Nas redes você pode encontrar uma revista virtual chamada Revista do Choro, que sobrevive graças ao esforço de sua editora, Leonor Bianchi. É uma publicação seríssima, editada com muito carinho, que procura divulgar este gênero musical autenticamente brasileiro, o choro, cultuado pelos mais sofisticados músicos de nossa terra.
Falando de forma grosseira, o choro é o nosso jazz, pois exige dos executantes a capacidade de improvisar e uma sensibilidade musical muito acima do conhecimento teórico. Mas, brasileiramente, coloca um ingrediente de malandragem gentil, exigindo dos participantes a capacidade de ir se adaptando às mudanças de andamento e tom ditadas pelos solistas, que vão se alternando ao longo da música.
Há muitos anos, atendendo nosso cliente Companhia Internacional de Seguros, editamos um disco que se chamou Chorada, Chorões, Chorinhos, com a reprodução de antigos registros de encontros entre chorões históricos e novas gravações com alguns gênios na época ainda vivos, além da estreia de instrumentistas da qualidade de Rafael Rabelo, por exemplo.
Tenho até hoje uma fita com músicas gravadas por ele e um bilhete: “ao meu primeiro ‘patrão’, Lula Vieira, com um abraço do Rafael Rabelo”. Passada a fase de autoelogio e demonstração vaidosa, me permita voltar ao fio da história.
A Revista do Choro tem também o Prêmio Marcus Pereira, para incentivar a produção de matérias sobre a Música Popular Brasileira. Um dos orgulhos que tenho na vida é ter convivido com Marcus Pereira durante o lançamento do Portal do Morumbi, em São Paulo, um dos maiores empreendimentos imobiliários da cidade em todos os tempos.
Minha agência, a JMM, fez um acordo com a Marcus Pereira e criamos e produzimos a campanha em conjunto, contando com o talento – da parte da Marcus Pereira – de Aloísio Falcão. Durante nosso convívio criando as peças da enorme campanha (o comercial de TV de lançamento tinha 3 minutos e páginas triplas de jornal, para se ter uma ideia) eu tive a oportunidade de conhecer um profissional da maior qualidade e um ser humano encantador.
Como praxe naquele tempo, trabalhávamos com a mesma intensidade que bebíamos. Cada fornada de materiais de comunicação correspondia a fornadas de pizzas e múltiplas garrafas de whisky.
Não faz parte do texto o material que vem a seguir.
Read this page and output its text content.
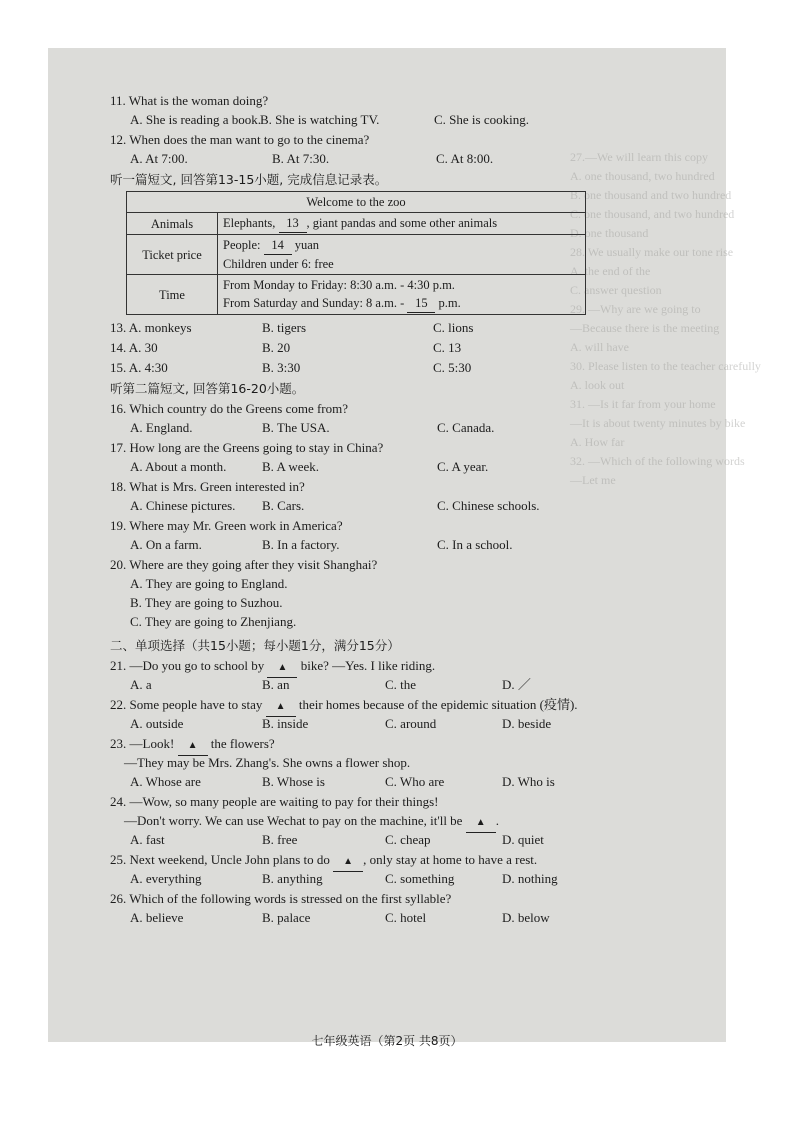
27.—We will learn this copy
A. one thousand, two hundred
B. one thousand and two hundred
C. one thousand, and two hundred
D. one thousand
28. We usually make our tone rise
A. the end of the
C. answer question
29. —Why are we going to
—Because there is the meeting
A. will have
30. Please listen to the teacher carefully
A. look out
31. —Is it far from your home
—It is about twenty minutes by bike
A. How far
32. —Which of the following words
—Let me
11. What is the woman doing?
A. She is reading a book.
B. She is watching TV.	C. She is cooking.
12. When does the man want to go to the cinema?
A. At 7:00.	B. At 7:30.	C. At 8:00.
听一篇短文, 回答第13-15小题, 完成信息记录表。
Welcome to the zoo	
Animals	Elephants, 13 , giant pandas and some other animals
Ticket price	People: 14 yuan
Children under 6: free

Time	From Monday to Friday: 8:30 a.m. - 4:30 p.m.
From Saturday and Sunday: 8 a.m. - 15 p.m.
13. A. monkeys	B. tigers	C. lions
14. A. 30	B. 20	C. 13
15. A. 4:30	B. 3:30	C. 5:30
听第二篇短文, 回答第16-20小题。
16. Which country do the Greens come from?
A. England.	B. The USA.	C. Canada.
17. How long are the Greens going to stay in China?
A. About a month.	B. A week.	C. A year.
18. What is Mrs. Green interested in?
A. Chinese pictures. B. Cars.	C. Chinese schools.
19. Where may Mr. Green work in America?
A. On a farm.	B. In a factory.	C. In a school.
20. Where are they going after they visit Shanghai?
A. They are going to England.
B. They are going to Suzhou.
C. They are going to Zhenjiang.
二、单项选择（共15小题；每小题1分，满分15分）
21. —Do you go to school by ▲ bike? —Yes. I like riding.
A. a	B. an	C. the	D. ／
22. Some people have to stay ▲ their homes because of the epidemic situation (疫情).
A. outside	B. inside	C. around	D. beside
23. —Look! ▲ the flowers?
—They may be Mrs. Zhang's. She owns a flower shop.
A. Whose are	B. Whose is	C. Who are	D. Who is
24. —Wow, so many people are waiting to pay for their things!
—Don't worry. We can use Wechat to pay on the machine, it'll be ▲ .
A. fast	B. free	C. cheap	D. quiet
25. Next weekend, Uncle John plans to do ▲ , only stay at home to have a rest.
A. everything	B. anything	C. something	D. nothing
26. Which of the following words is stressed on the first syllable?
A. believe	B. palace	C. hotel	D. below
七年级英语（第2页 共8页）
Explica-se o destilado: o vinho ainda não tinha entrado na moda.
Nessa convivência, jogamos toneladas de conversas fora, histórias que a perra vida nos proporcionara e uma delas permanece na minha lembrança até hoje, quase 60 anos depois. Falcão me contou que um dia pegou um táxi de madrugada, para ir pra casa.
Quando explicou o destino, o motorista iniciou uma verdadeira enxurrada de reclamações contra tudo e contra todos, juntando no mesmo saco o povo brasileiro, os governantes, a cidade, os habitantes dela, a legislação, os políticos. A conspiração cósmica contra os taxistas, que modernamente incluiria o Uber e demais aplicativos. Já tinham passados uns bons cinco minutos de choradeira quando o Aloísio perdeu a paciência:
“Olha aqui, meu amigo, você acha que é só você que tem problemas na vida? Só você ganha pouco e trabalha feito um animal? Você acha que a esta hora da noite, louco para ir dormir, cansado pra burro, cheio de coisas na cabeça, ainda tenho de ficar ouvindo suas reclamações? Porra, cara, eu sou mais fodido que você!” Ao que o motorista pergunta: “E o que o senhor faz na vida?”
A resposta foi seca e com raiva: “Sou publicitário!” Para total espanto do Aloísio, o motorista responde: “então o senhor está certo, o senhor realmente é um fodido”. Sem perceber nenhum traço de ironia, mas de infinita solidariedade, Aloísio fica atônito. E o motorista prossegue: “tenho muita pena do senhor e de seus colegas.
Quantas vezes de madrugada, num frio de rachar, eu, no quentinho do carro, vejo vocês trepados nas escadas colando cartazes… muitas vezes já me consolei da minha vida vendo o trabalho de vocês…” Aloísio se afundou no banco, pensando que a vida realmente é injusta. E estranhamente teve dó de si mesmo. Não porque colasse cartazes de madrugada. Não só por isso, se é que me entendem.